Scroll down to the last entry among the results and you will see Lijsebeth Drinckvelt recorded as the mother in a baptism record of Lambrecht Brouwer, with Willem Brouwer recorded as the father. The date is 8-10-1653 (8 October 1653), the location is Roosendaal, and the church, as with the above marriage, is "Nederduits Gereformeerd," or Low German (i.e. Dutch) Reformed. This record gives us a previously unknown son for Willem Brouwer and Lysbeth Drinckvelt.
Dinteloord is a village in the province of Noord Brabant and can be seen on this Google map. It is only a few miles north, and slightly west, of Roosendaal. Breda is about ten miles east of Roosendaal.
The index entry for the marriage record of Elisabeth Aertsen Drinckvelt and Willem Brouwer is found in a search in the records of the Grote Kerk (Great Church). This record (fourteenth down from top) states that Elisabeth (Lysbeth) was a widow of Cornelis van Hal when she married Willem Brouwer. Assuming that we are referring to only one Elisabeth/Lysbeth Aertsen Drinckvelt in all of the above records, we now have (perhaps) four marriages for Lysbeth. Three of the marriages are confirmed.
Lysbeth's marriage banns to Adriaens van Breda is dated 30 November 1641 at Dinteloord (but see the caveat below).
Lysbeth was married to Cornelis van Hal as stated in the record of her third marriage to Willem Brouwer, which was in November 1648 at Breda. An entry for the marriage of Lysbeth and Cornelis van Hal, has not been found. However, there is an entry for Lijsbeth Aertsen van Drincvelt and Cornelis van Mol, marriage banns 21-06-1642 (21 June 1642) at Dinteloord. I suspect that Cornelis van Hal and Cornelis van Mol are one and the same, and this is our Lysbeth Drinckvelt. There may have been an error in the transcription of the record used to create the index, and the original complete records should be examined.
Lysbeth next married Willem Brouwer, with banns dated 2 November 1648, according to this record, at Dinteloord. (The post of March 27, 2012 states that their marriage took place at the Grote Kerk in Breda, which was incorrect. The marriage banns are recorded in the register there, but the marriage did not take place there).
Lysbeth's final marriage was to Jan Rinckhout and it most likely took place at Beverwijck (now Albany, New York) sometime after 1668, probably in the early 1670s.

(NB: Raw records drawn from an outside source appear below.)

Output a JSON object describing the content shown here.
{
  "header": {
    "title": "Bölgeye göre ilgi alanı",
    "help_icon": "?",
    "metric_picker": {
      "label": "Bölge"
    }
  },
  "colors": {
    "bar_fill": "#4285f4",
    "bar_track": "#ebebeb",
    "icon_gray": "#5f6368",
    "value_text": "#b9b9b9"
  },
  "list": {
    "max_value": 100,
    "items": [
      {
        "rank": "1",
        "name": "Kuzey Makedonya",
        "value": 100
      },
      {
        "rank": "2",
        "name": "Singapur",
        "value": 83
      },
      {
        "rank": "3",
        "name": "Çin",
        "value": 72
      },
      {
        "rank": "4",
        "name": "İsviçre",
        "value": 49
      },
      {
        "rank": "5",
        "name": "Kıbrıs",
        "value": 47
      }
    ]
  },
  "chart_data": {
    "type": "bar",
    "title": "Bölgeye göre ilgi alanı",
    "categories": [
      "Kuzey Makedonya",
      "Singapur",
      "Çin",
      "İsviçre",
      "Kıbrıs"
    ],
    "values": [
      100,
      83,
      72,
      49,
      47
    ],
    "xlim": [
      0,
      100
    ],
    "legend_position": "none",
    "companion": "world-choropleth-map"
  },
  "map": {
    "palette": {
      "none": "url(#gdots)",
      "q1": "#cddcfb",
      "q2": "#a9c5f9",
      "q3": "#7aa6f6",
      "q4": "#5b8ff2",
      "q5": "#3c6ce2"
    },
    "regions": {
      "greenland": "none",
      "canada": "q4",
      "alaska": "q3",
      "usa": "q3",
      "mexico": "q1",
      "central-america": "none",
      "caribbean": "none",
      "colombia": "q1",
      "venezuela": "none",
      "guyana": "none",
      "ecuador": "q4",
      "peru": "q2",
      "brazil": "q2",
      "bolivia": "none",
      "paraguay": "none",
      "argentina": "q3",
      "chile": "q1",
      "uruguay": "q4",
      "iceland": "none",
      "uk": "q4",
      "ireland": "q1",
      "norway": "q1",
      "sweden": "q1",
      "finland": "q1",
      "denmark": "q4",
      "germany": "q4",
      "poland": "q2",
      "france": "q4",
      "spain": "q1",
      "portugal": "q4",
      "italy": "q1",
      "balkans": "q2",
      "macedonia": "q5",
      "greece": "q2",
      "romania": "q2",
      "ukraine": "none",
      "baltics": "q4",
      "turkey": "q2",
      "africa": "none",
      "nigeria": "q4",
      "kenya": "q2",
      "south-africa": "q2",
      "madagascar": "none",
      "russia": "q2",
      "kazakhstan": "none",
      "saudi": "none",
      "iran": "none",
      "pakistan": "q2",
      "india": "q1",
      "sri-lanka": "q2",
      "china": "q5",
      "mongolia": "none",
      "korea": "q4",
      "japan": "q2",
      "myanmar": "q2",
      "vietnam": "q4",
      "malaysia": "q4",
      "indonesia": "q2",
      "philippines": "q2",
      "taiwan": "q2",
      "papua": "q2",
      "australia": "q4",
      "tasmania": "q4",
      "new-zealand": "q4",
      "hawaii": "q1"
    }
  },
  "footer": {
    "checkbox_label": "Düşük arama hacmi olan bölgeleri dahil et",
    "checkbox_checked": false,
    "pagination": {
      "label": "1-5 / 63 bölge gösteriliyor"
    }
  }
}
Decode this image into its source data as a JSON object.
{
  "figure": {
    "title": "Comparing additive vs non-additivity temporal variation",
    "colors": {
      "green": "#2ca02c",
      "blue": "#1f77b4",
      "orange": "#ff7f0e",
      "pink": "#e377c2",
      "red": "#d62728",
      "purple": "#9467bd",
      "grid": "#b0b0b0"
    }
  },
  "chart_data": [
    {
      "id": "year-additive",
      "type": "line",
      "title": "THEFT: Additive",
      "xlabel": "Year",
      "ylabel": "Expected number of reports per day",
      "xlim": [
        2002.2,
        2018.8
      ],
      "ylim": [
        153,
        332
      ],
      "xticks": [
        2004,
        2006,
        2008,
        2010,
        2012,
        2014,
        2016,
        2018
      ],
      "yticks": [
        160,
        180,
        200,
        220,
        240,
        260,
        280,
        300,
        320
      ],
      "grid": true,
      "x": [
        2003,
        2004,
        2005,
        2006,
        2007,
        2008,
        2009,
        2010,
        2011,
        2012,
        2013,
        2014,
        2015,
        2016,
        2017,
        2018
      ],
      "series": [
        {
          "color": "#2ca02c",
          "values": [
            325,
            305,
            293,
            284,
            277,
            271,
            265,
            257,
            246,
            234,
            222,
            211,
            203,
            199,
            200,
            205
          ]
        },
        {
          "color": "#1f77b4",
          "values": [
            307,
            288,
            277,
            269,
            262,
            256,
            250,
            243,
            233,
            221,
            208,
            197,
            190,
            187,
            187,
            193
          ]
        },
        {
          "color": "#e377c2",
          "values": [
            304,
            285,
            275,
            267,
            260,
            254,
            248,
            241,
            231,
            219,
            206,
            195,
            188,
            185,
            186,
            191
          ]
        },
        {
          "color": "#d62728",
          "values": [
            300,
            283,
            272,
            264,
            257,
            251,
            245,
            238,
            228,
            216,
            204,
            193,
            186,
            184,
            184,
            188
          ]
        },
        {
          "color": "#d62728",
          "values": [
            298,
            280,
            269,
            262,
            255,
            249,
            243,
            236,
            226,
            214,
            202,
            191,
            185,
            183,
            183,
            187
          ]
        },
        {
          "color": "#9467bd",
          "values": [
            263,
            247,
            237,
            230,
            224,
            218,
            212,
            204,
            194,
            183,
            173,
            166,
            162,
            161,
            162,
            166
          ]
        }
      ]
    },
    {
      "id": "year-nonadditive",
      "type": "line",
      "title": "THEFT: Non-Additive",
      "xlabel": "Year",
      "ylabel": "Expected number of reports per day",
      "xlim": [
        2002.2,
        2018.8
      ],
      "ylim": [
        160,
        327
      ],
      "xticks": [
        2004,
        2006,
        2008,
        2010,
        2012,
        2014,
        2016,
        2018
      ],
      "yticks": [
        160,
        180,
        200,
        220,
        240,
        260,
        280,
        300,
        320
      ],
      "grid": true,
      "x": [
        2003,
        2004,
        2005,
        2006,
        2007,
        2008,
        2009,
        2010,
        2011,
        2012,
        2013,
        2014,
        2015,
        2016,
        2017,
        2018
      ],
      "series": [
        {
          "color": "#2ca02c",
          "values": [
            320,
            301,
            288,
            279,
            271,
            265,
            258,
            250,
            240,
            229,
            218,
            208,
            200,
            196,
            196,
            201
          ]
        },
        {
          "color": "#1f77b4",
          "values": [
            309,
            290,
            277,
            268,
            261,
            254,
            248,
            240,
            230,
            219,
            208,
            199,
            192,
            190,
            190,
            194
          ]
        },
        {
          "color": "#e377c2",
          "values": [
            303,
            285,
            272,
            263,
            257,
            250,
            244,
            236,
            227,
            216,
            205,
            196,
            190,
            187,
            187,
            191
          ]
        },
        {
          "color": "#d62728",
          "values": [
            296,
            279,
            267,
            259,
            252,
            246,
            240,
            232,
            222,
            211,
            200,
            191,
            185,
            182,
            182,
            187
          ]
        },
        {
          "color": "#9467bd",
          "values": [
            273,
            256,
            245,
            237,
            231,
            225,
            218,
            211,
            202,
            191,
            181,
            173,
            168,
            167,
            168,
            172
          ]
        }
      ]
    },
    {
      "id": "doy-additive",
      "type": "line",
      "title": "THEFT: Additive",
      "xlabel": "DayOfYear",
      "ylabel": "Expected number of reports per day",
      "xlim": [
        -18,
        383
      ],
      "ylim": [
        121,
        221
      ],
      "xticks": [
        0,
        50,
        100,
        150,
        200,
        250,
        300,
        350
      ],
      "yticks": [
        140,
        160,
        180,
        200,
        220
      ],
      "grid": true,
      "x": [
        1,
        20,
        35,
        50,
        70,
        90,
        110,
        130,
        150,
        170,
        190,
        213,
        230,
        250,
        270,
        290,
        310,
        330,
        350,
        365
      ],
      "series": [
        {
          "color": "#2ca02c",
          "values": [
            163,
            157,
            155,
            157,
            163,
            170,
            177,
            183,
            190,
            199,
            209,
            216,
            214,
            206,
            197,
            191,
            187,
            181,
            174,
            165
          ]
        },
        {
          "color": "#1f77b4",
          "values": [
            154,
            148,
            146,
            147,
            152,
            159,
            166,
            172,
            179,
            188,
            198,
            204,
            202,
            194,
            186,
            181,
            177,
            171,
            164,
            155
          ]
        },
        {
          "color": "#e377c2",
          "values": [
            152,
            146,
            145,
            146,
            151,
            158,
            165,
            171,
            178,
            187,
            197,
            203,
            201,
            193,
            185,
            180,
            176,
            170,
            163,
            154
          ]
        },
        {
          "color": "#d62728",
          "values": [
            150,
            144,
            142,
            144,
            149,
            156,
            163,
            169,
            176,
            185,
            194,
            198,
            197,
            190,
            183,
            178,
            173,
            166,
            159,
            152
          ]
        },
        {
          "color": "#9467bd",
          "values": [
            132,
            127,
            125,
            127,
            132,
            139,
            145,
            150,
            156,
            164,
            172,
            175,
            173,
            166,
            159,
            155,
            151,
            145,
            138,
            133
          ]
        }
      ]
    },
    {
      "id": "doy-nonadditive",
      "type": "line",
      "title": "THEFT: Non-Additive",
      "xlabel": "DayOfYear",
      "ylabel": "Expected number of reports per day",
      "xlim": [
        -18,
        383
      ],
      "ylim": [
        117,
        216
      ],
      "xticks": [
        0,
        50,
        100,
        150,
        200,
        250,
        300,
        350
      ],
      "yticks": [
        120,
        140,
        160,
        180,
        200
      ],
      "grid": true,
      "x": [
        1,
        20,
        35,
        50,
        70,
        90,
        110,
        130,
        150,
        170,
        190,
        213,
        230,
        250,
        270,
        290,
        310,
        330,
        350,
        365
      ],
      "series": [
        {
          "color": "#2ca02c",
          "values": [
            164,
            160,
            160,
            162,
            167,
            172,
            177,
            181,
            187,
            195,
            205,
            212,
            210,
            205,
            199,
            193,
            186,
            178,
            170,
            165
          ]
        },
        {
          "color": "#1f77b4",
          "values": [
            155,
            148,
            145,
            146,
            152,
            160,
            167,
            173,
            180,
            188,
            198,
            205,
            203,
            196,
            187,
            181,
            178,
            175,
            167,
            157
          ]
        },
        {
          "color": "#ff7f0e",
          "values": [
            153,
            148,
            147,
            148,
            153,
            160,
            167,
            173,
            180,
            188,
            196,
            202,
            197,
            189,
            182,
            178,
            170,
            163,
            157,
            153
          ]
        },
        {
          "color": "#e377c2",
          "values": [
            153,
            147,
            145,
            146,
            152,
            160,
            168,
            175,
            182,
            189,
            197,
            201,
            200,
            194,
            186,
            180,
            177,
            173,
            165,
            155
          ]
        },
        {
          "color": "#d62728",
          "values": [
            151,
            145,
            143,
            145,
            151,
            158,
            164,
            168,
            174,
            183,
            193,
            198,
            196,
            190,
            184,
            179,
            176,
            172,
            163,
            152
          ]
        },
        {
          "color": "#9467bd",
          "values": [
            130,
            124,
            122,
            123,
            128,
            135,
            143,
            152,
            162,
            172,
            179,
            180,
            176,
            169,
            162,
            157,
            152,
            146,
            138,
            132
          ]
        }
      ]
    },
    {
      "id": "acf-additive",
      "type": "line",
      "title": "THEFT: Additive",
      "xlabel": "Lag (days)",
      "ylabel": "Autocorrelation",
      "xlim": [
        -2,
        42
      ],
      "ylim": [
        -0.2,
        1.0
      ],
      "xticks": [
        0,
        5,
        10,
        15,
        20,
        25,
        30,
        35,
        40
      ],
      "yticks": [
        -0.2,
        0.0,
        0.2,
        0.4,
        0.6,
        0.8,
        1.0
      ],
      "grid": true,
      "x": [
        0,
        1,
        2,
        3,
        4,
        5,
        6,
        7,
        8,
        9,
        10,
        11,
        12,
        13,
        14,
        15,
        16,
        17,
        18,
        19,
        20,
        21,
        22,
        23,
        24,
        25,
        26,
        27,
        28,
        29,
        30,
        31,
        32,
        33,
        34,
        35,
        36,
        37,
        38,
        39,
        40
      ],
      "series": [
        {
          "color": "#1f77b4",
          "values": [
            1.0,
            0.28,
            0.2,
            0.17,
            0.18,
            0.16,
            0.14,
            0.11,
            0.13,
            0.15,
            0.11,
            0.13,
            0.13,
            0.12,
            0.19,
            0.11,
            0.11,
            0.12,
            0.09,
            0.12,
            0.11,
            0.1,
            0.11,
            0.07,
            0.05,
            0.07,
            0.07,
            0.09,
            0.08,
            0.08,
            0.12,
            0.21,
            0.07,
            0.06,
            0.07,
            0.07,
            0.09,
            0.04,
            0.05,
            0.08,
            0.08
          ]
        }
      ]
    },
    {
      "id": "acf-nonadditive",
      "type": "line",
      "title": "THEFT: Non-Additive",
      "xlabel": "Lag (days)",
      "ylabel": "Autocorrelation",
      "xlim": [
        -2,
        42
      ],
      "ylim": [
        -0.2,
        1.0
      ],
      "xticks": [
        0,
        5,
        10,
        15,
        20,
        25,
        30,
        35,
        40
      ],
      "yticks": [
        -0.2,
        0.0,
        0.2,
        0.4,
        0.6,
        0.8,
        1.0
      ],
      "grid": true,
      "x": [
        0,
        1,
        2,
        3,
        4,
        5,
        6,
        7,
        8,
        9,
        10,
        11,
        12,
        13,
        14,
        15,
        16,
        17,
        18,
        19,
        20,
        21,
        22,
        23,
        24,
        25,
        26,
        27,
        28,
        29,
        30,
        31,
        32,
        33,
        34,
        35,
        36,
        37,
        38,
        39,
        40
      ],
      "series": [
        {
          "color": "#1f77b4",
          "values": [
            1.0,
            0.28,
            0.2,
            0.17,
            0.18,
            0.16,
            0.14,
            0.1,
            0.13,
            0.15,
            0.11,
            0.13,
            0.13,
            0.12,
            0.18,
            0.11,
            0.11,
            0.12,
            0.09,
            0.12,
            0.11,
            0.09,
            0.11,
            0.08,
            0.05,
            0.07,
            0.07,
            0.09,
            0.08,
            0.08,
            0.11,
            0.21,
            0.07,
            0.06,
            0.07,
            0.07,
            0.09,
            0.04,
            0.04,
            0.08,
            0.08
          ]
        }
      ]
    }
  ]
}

She was received as a member of the New York Reformed Dutch Church on 4 September 1697, with the record, "Elisabeth Brinckfelt, h.v. Jan Rinckout, met Attestaite van N. Albanien." ("Records of the Reformed Dutch Church in the City of New York - Church Members List," New York Genealogical and Biographical Record vol. 59, p. 162).
Caveat: A search for burial records for both Adriaens van Breda and Cornelis van Mol/van Hal has come up empty. While it is certain that Lysbeth and Cornelis did follow through on their banns and married, and that Cornelis died prior to her marriage to Willem Brouwer, the same cannot be said for Lysbeth and Adriaens. The publication of marriage banns does not guarantee that a marriage took place. Sometimes the marriage does not take place. We like to see a second record confirming the actual marriage. For example, in this case, a baptism record for a child of Adriaens van Breda and Lysbeth Drinckvelt (thus far none has been found) would show that the couple did in fact marry. In light of the fact that Lysbeth's banns to Cornelis are dated only seven months after her banns to Adriaens, we might assume that Adriaens and Lysbeth did not have a child, and therefore we would like to see a burial record for Adriaens dated prior to Lysbeth's banns with Cornelis (none has yet been found). Lacking the burial record, perhaps if the complete original record of the marriage banns for Lysbeth and Cornelis can be examined, it will tell us whether or not she was a widow when the banns were published (it may also give her deceased husband's name). Until a confirming record can be located we will have to leave the question mark, included in the title to this post, in place.